As gentes de Lugo jamais esquecerão o talento de Juan Lopez Mella, que uma aquaplanagem numa deslocação para uma corrida nos privou da sua companhia.

Nas Clássicas, a batalha é entre Yamaha e Suzuki, enquanto nas 600, o domínio é das Honda CBR600F, com oposição de algumas Yamaha FZR600.

Francisco Abelleira com a Suzuki GSX-R 750 ‘Classic’ à frente das mais modernas ‘Legends’.

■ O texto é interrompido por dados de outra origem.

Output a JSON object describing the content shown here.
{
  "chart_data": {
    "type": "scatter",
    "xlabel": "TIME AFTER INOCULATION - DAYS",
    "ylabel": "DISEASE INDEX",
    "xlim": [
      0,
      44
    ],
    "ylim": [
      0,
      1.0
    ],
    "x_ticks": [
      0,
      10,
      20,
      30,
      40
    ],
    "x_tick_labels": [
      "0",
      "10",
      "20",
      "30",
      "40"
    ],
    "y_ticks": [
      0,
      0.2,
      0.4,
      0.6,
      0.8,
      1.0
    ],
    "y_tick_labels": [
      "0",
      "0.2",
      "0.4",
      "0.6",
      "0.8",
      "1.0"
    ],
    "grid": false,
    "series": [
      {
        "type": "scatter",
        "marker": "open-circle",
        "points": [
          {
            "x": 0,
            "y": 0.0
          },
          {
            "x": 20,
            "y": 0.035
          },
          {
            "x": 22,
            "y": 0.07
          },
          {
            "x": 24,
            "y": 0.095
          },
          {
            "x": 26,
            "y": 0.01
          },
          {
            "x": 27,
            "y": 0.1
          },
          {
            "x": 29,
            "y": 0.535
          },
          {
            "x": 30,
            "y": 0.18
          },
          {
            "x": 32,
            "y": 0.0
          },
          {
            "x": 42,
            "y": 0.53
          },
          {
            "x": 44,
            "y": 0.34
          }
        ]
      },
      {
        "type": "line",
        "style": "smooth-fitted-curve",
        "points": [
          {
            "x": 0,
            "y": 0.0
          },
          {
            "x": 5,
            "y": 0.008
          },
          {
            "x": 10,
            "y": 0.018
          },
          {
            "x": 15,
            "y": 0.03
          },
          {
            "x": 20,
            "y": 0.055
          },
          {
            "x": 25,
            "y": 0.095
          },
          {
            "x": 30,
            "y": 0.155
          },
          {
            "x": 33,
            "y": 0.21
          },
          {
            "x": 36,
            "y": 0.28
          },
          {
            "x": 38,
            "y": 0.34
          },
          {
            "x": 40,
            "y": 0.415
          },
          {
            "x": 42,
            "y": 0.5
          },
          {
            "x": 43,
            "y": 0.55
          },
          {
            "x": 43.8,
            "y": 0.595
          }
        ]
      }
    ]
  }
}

E que pena não podermos ter um troféu ibérico que pudesse levar os poucos entusiastas das clássicas nacionais a desfrutarem de um ‘paddock’ repleto de motos e com possibilidade de encontrar um ou mais adversários para um duelo constante em cada ronda. Contudo, em conversa com um responsável da FMP, o que nos foi dito é que da parte espanhola não há grande interesse nesse sentido, pois existe alguma complicação burocrática ao nível de licenças e seguros.

Praticamente desaparecidas, as primeiras Honda CBR600F encontram nesta fórmula um regresso à vida na competição, como esta do malaguenho Manuel Gomez.

Se tiverem oportunidade e vos bater a saudade pelas motos de série de competição dos anos oitenta e noventa, não percam uma corrida da Taça de Espanha de Velocidade ESBK Legends. A próxima, que fecha a temporada, decorre em Jerez de la Frontera a 14 de Novembro.

Uns carburadores muito, muito valiosos na GSX-R750 de Pedro Piqueras.